The science of the atmosphere is never as straight forward as we'd like it to be…and never will.


Eric Barnett said...

This was a great explanation. Thank you for sharing.

Eric Barnett said...

This was a great post. Thank you for sharing!

Dennis Boylan said...

So, would it not be better to provide an hour by hour forecast on a daily basis vs an 8 day forecast?

I rather be able to wake up in the morning and see an accurate detail forecast for the day.

Would also rather like to see the detail forecast by cities like "Here is todays forecast for Westlake, Painesville, Port Clinton" since as you have said many times, the weather can change significantly from one location to another.

This was I have a better and safer understanding of what the day holds for me.

would also like to see you offer some training classes on what a person can do to figure out what the day has in store. If I look at various cloud formations what does that mean? What does red sky at night mean?

Scott Sabol, Meteorologist said...

Dennis, very good points.
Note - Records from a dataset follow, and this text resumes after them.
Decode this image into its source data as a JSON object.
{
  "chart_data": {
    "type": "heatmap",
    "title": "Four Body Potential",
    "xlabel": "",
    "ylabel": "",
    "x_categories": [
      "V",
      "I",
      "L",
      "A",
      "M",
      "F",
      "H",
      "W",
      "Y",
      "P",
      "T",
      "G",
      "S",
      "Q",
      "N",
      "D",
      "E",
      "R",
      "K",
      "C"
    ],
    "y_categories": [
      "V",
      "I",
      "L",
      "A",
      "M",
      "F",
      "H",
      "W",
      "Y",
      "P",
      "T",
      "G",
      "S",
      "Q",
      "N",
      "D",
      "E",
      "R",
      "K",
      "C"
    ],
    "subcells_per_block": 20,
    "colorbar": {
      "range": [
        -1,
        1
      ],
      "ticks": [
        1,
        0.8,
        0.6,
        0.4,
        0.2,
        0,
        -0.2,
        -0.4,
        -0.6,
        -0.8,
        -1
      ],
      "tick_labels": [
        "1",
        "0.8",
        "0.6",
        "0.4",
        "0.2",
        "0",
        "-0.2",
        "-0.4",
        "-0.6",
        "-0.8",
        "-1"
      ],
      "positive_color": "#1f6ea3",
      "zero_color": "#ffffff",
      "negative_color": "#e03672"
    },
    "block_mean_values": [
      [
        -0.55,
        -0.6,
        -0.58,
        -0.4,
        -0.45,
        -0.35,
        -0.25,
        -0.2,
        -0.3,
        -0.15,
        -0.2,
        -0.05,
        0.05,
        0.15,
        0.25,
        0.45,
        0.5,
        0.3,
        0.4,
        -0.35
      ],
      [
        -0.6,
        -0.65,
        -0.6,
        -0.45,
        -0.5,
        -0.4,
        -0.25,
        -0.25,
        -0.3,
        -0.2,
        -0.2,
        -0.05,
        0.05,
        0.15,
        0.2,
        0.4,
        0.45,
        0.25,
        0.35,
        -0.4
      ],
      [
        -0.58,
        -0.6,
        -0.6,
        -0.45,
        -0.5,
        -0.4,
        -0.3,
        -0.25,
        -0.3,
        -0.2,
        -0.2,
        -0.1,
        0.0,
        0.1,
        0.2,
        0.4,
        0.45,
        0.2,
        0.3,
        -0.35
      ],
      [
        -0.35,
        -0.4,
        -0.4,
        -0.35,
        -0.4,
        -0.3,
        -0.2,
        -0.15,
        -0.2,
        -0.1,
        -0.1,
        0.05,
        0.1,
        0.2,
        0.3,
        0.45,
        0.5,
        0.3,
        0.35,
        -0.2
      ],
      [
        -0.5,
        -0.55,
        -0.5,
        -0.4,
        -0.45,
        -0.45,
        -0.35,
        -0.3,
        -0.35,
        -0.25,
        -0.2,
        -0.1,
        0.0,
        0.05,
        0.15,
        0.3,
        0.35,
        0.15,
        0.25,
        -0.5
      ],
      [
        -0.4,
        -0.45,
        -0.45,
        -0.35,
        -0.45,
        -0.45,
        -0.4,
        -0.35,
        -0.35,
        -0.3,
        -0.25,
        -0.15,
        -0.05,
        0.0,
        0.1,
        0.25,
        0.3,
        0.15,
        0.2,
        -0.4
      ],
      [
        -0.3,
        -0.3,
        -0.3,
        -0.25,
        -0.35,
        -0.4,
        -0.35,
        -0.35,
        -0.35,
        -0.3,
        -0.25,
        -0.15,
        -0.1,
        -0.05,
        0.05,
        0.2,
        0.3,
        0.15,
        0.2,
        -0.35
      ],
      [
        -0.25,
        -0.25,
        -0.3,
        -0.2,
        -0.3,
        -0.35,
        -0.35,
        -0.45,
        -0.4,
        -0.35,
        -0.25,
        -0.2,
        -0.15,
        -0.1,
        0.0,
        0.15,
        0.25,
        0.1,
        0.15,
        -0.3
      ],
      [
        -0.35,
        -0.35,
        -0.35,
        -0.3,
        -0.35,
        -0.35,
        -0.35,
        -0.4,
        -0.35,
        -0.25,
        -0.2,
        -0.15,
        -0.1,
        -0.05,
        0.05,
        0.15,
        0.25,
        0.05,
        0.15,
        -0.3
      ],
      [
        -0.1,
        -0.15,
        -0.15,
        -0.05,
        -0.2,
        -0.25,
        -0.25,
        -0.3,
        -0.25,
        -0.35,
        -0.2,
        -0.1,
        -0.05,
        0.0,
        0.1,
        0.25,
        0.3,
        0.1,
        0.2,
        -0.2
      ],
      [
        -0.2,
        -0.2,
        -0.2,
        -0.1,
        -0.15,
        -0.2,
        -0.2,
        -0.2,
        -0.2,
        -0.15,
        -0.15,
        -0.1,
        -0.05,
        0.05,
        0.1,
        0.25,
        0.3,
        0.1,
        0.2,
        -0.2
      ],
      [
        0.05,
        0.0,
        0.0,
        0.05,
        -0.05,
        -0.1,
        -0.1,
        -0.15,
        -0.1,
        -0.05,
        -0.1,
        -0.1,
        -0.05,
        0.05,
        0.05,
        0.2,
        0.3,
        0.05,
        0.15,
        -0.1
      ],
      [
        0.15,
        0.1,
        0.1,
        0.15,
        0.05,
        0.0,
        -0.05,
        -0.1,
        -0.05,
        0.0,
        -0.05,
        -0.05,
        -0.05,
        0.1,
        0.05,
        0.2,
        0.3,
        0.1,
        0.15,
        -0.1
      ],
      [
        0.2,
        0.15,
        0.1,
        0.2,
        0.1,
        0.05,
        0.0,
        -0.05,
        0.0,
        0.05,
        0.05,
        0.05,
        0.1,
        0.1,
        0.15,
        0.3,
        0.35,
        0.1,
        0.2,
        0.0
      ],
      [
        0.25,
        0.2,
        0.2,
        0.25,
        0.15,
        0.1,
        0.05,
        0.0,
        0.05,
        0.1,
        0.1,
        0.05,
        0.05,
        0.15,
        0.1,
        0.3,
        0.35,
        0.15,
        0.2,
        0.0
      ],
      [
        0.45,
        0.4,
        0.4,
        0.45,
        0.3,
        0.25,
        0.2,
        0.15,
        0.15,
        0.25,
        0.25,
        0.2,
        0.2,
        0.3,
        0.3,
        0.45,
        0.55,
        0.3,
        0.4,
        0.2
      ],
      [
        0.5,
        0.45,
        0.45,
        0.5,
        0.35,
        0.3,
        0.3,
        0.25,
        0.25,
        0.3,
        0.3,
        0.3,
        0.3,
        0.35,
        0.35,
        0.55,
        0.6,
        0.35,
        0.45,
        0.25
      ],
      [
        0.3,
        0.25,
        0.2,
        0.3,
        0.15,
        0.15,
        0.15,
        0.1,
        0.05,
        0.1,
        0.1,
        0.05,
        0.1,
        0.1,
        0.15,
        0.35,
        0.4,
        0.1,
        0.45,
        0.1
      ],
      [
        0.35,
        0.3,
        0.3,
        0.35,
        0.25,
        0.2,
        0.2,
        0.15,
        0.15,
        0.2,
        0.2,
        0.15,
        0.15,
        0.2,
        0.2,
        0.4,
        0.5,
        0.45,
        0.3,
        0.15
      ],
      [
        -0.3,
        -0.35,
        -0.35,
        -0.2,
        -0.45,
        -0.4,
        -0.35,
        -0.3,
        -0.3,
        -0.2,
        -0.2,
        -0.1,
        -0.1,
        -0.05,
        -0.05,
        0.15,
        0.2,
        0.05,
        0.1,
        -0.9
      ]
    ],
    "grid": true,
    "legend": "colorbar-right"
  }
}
Details for specific cities for each day are very difficult. We would be grossly generalizing large scale data for locations. Believe it or not, the forecasts would be harder than you think. We don't have computer model guidance for resolutions down to say 5 km that would be needed to create a computer model projection for say Westlake or any city. We are decades and decades away from being able to determining when a pop up thunderstorm will occur over a specific city at a specific time. So highly accurate hourly forecasts for specific cities are still loaded with uncertainty and randomness. Those type of details are still beyond our reach even if some apps say they can do it. Believe me, they can't.
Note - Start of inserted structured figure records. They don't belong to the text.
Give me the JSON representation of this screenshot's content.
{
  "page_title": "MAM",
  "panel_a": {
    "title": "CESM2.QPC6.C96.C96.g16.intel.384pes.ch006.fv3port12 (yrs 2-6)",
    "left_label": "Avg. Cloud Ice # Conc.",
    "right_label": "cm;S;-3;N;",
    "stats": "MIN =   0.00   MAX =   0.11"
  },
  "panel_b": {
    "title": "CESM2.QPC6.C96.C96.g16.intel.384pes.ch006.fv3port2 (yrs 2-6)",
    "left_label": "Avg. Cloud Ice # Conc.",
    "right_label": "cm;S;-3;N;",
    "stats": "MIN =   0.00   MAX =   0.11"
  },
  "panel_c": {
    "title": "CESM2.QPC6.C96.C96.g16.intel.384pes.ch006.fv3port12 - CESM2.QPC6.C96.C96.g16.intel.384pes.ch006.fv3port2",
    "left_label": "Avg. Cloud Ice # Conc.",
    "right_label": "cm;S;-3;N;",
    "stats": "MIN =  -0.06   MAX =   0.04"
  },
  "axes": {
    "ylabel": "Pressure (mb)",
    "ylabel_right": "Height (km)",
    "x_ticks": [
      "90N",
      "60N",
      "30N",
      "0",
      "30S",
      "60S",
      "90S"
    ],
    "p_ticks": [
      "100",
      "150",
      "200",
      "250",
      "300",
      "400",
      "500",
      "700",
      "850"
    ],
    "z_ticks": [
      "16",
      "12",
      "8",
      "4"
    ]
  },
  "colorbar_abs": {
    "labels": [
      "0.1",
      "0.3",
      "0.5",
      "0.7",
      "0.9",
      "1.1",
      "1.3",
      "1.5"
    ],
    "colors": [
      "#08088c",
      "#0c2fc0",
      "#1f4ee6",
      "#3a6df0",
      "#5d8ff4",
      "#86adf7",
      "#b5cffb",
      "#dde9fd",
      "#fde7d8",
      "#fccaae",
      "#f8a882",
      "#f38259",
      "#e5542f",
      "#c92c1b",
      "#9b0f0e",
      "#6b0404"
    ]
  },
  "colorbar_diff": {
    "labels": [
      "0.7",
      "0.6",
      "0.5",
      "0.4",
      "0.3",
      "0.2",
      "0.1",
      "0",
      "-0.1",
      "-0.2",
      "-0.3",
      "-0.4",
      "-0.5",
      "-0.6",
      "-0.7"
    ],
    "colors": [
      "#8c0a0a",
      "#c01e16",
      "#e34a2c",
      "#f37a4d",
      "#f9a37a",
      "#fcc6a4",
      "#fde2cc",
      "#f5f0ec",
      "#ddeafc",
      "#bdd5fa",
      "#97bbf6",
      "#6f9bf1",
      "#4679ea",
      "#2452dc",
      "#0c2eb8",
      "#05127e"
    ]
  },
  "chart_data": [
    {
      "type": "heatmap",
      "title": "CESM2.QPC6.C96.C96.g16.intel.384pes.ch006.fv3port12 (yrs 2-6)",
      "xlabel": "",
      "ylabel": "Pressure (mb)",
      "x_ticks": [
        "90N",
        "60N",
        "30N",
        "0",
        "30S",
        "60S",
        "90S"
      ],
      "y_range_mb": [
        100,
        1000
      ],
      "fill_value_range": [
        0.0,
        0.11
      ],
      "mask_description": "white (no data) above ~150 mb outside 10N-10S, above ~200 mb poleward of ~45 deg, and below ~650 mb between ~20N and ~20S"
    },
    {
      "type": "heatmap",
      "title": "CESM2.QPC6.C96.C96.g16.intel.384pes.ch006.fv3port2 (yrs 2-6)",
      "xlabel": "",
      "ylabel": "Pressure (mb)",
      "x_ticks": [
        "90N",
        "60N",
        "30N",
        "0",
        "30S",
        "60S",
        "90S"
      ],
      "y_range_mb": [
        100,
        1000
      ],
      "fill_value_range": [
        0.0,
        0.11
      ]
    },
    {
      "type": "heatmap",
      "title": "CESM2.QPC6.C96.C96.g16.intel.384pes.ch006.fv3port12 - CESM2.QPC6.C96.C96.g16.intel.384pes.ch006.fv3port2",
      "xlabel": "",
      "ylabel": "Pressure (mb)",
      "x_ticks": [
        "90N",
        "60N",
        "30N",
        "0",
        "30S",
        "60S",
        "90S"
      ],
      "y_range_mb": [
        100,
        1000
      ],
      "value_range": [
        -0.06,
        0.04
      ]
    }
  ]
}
As fro the 8day forecast, polls continue to show that people want to see an extended forecast more than anything. I agree that an 8day is too long...a 5 day is more appropriate.

Dennis Boylan said...


Thanks for the update and the comments. I can see your point about the accuracy of any one given location.
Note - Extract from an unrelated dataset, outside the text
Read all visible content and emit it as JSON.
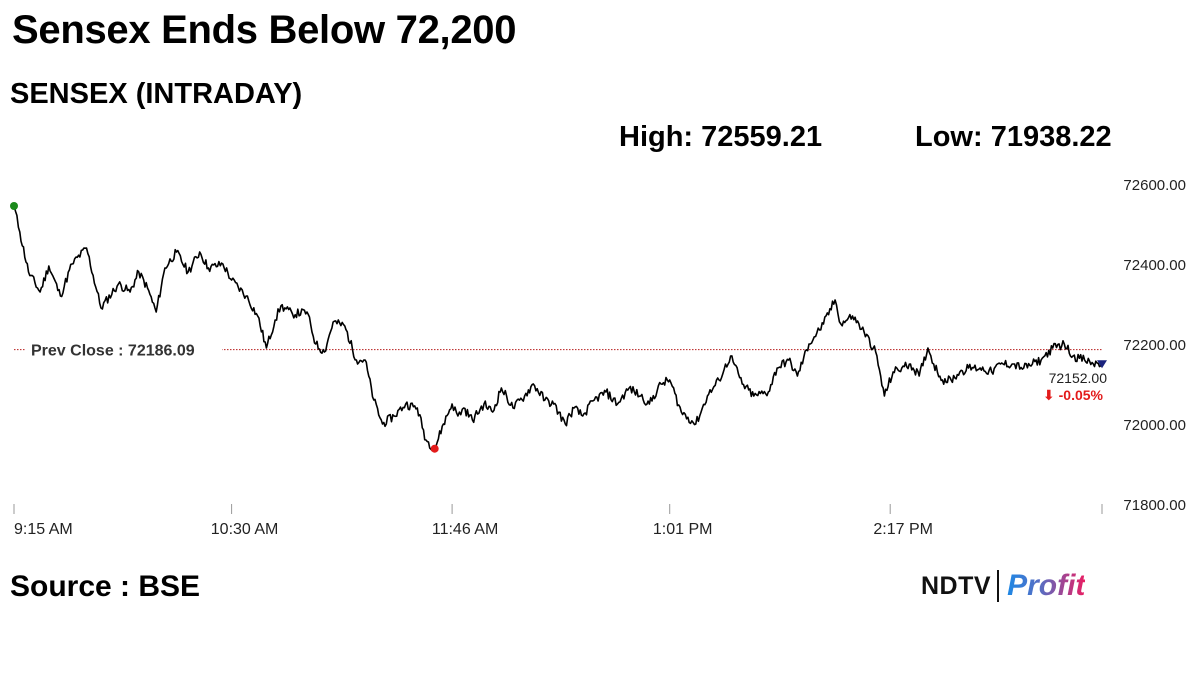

To my other question; what about some training/seminars that would be helpful in understanding what is going on. If I were to get one of those home weather stations, would they be helpful in understanding what MIGHT be happening for the day? How can I look at cloud formations and understand what might be coming.

I have attended a couple of classes taught by Mark Thorton at www.LakeErieWX.com. His focus is on understanding the weather on the lake for boaters which is one of the drivers for my questions. As a boater understanding the weather is a major safety issue. Any education is helpful

I plan a lot of my trips based on your forecasts and they don't always quite work out they way we would like them to!!:)

So any classes, seminars, etc. would be appreciated!

Dennis Boylan said...

The article today by Dr. Ricky Rood,that you referenced further validates the challenges with understanding a forecast. In the paragraph you referenced ( point 1 paragraph 3), he states" Probability and likelihood are notoriously difficult ways to communicate in quiet consultation, and even more difficult in newspapers, on the radio, television and online. Probability and risk are just made for conflicting headlines.

So when we see a forecast with an 80% probability of rain/snow, there is a lot of room in that forecast to be either 100% right or 100% wrong; ending up some where in the middle.

Thank you though for your comments and insight as I continue to try to understand if its going to be a good day or not to take the boat out!